In a new development, the ICC has rejected the BCCI's plea to allow former Indian skipper MS Dhoni to don wicket-keeping gloves with Army insignia.
Notably, Dhoni was seen wearing the gloves with the 'Balidaan Badge' in the opener against South Africa.
It seems Dhoni has breached two clauses of the clothing and equipment regulations by wearing those gloves.
Here are the details.
What sparked the controversy?
Dhoni was spotted donning the Army insignia gloves during India's opening World Cup 2019 match against South Africa on June 5.
The ICC then asked the BCCI not to allow MSD from wearing the same during India's next encounter against Australia on Sunday.
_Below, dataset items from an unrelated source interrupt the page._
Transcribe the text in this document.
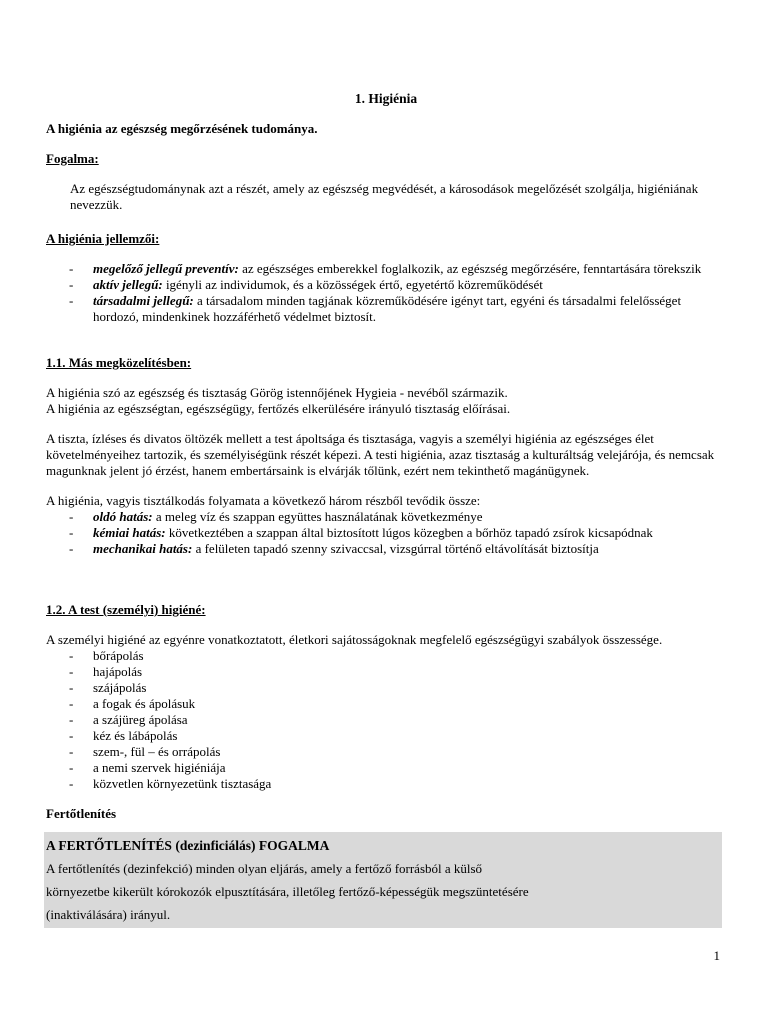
1. Higiénia

A higiénia az egészség megőrzésének tudománya.

Fogalma:

Az egészségtudománynak azt a részét, amely az egészség megvédését, a károsodások megelőzését szolgálja, higiéniának nevezzük.

A higiénia jellemzői:

- megelőző jellegű preventív: az egészséges emberekkel foglalkozik, az egészség megőrzésére, fenntartására törekszik
- aktív jellegű: igényli az individumok, és a közösségek értő, egyetértő közreműködését
- társadalmi jellegű: a társadalom minden tagjának közreműködésére igényt tart, egyéni és társadalmi felelősséget hordozó, mindenkinek hozzáférhető védelmet biztosít.

1.1. Más megközelítésben:

A higiénia szó az egészség és tisztaság Görög istennőjének Hygieia - nevéből származik.

A higiénia az egészségtan, egészségügy, fertőzés elkerülésére irányuló tisztaság előírásai.

A tiszta, ízléses és divatos öltözék mellett a test ápoltsága és tisztasága, vagyis a személyi higiénia az egészséges élet követelményeihez tartozik, és személyiségünk részét képezi. A testi higiénia, azaz tisztaság a kulturáltság velejárója, és nemcsak magunknak jelent jó érzést, hanem embertársaink is elvárják tőlünk, ezért nem tekinthető magánügynek.

A higiénia, vagyis tisztálkodás folyamata a következő három részből tevődik össze:

- oldó hatás: a meleg víz és szappan együttes használatának következménye
- kémiai hatás: következtében a szappan által biztosított lúgos közegben a bőrhöz tapadó zsírok kicsapódnak
- mechanikai hatás: a felületen tapadó szenny szivaccsal, vizsgúrral történő eltávolítását biztosítja

1.2. A test (személyi) higiéné:

A személyi higiéné az egyénre vonatkoztatott, életkori sajátosságoknak megfelelő egészségügyi szabályok összessége.

- bőrápolás
- hajápolás
- szájápolás
- a fogak és ápolásuk
- a szájüreg ápolása
- kéz és lábápolás
- szem-, fül – és orrápolás
- a nemi szervek higiéniája
- közvetlen környezetünk tisztasága

Fertőtlenítés

A FERTŐTLENÍTÉS (dezinficiálás) FOGALMA
A fertőtlenítés (dezinfekció) minden olyan eljárás, amely a fertőző forrásból a külső
környezetbe kikerült kórokozók elpusztítására, illetőleg fertőző-képességük megszüntetésére
(inaktiválására) irányul.
1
The 'Balidaan Badge' or the Army insignia was seen on television during the match.
Key information about the Balidaan Badge or the Army insignia
'Balidaan' is a distinct insignia of the special forces which is attached to the Parachute Regiment.
The special forces personnel are allowed to wear 'Balidaan' patch.
Only para commandos are allowed to wear the patch.
The logo has a commando dagger that's pointed downwards.
There are wings that extend upwards from the blade.
The scroll on the blade has 'Balidaan' inscribed in Devanagari.
This is what the ICC had said
"Two manufacturers' logos are permitted on each wicket-keeping glove. No other visible logos other than the manufacturers' logos are allowed," Claire Furlong, the ICC General Manager - Strategic Communications, told The Indian Express.
BCCI was in favor of MSD, had filed an appeal
To recall, Dhoni was conferred an honorary rank of Lieutenant Colonel in the Parachute Regiment in 2011.
He had also undergone training under the Para Brigade in 2015.
Meanwhile, the BCCI was in favor of Dhoni, as the CoA chief Vinod Rai felt that the insignia is neither commercial nor religious.
The Indian board had even filed an appeal but it was rejected.
Instances when Indian players wore something to support a cause
Last year at the fifth and final Test match between England and India at The Oval, both team captains had donned a poppy made out of khadi.
This was done to recognize the role of Indian soldiers in the First World War, where they had served under the British armed forces.
Against Australia, Kohli had supported the 'Pink Test' in his own way.